William Hatfield (1892–1969) was the pen name of Ernest Chapman, an English-born writer best known for his work in Australia.

Biography
He emigrated to Australia in 1912 and did a variety of jobs before turning to writing with Sheepmates in 1931. He wrote fiction for adults and children, travel stories, autobiography, short stories (particularly for The Australian Journal and Australiana). Hatfield served in the Australian army during World War II.

He was, in September 1949, a charter member of the Australian Peace Council.

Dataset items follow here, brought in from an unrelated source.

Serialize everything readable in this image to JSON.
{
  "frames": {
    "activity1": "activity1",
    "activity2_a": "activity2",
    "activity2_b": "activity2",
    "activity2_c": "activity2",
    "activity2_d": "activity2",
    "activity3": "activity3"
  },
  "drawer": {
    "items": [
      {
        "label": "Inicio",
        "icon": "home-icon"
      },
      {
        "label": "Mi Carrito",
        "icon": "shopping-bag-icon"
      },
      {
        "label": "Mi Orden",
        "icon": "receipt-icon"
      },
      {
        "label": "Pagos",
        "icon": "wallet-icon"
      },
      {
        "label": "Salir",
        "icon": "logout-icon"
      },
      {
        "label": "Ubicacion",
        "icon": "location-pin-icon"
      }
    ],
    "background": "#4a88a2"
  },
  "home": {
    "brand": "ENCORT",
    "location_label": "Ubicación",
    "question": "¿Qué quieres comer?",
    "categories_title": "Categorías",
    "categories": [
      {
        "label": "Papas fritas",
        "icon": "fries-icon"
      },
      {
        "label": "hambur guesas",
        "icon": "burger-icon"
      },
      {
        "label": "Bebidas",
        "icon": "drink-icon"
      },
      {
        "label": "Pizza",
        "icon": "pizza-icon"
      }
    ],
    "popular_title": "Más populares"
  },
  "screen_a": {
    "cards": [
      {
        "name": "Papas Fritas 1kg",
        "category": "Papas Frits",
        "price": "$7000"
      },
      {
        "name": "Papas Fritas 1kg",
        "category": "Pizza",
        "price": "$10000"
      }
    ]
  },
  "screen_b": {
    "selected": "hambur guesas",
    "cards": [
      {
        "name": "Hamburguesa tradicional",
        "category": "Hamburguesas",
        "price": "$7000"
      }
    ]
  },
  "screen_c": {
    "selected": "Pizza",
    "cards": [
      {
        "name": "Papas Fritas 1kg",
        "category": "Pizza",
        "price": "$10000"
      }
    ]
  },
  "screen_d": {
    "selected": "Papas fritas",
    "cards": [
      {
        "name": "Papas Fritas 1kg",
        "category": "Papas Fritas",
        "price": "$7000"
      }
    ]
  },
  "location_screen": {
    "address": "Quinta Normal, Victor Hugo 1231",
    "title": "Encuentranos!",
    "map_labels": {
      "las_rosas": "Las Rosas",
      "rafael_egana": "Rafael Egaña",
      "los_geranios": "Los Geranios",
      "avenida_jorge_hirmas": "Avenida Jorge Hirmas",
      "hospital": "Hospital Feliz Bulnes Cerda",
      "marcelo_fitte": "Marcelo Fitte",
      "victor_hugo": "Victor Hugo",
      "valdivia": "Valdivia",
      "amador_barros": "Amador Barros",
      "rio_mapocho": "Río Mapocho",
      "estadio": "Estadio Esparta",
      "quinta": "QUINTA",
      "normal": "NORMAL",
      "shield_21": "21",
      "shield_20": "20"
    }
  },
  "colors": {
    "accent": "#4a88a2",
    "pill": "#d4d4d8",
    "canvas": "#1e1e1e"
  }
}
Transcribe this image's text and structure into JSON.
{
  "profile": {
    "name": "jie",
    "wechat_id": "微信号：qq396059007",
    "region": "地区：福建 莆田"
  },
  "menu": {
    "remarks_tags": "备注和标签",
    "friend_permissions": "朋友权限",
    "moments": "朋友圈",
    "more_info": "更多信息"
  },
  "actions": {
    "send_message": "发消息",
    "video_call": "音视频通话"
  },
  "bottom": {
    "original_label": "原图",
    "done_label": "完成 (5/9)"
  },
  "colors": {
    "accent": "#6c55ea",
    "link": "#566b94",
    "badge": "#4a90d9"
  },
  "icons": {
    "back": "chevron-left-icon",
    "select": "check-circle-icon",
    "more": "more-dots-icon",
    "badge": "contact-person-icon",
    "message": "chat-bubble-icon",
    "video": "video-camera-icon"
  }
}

Hatfield died on 2 February 1969 at Concord, New South Wales.

Film work
Sheepmates was meant to be filmed in 1934 by F. W. Thring, and Hatfield helped scout locations, but the project was abandoned during shooting. Hatfield promised Thring to shoot some footage of an aboriginal corroboree for a proposed screen version of Collits' Inn during a cross-country trip, but the film did not eventuate. Thring also bought the rights to Ginger Murdoch as a vehicle for George Wallace but died before he got a chance to make it.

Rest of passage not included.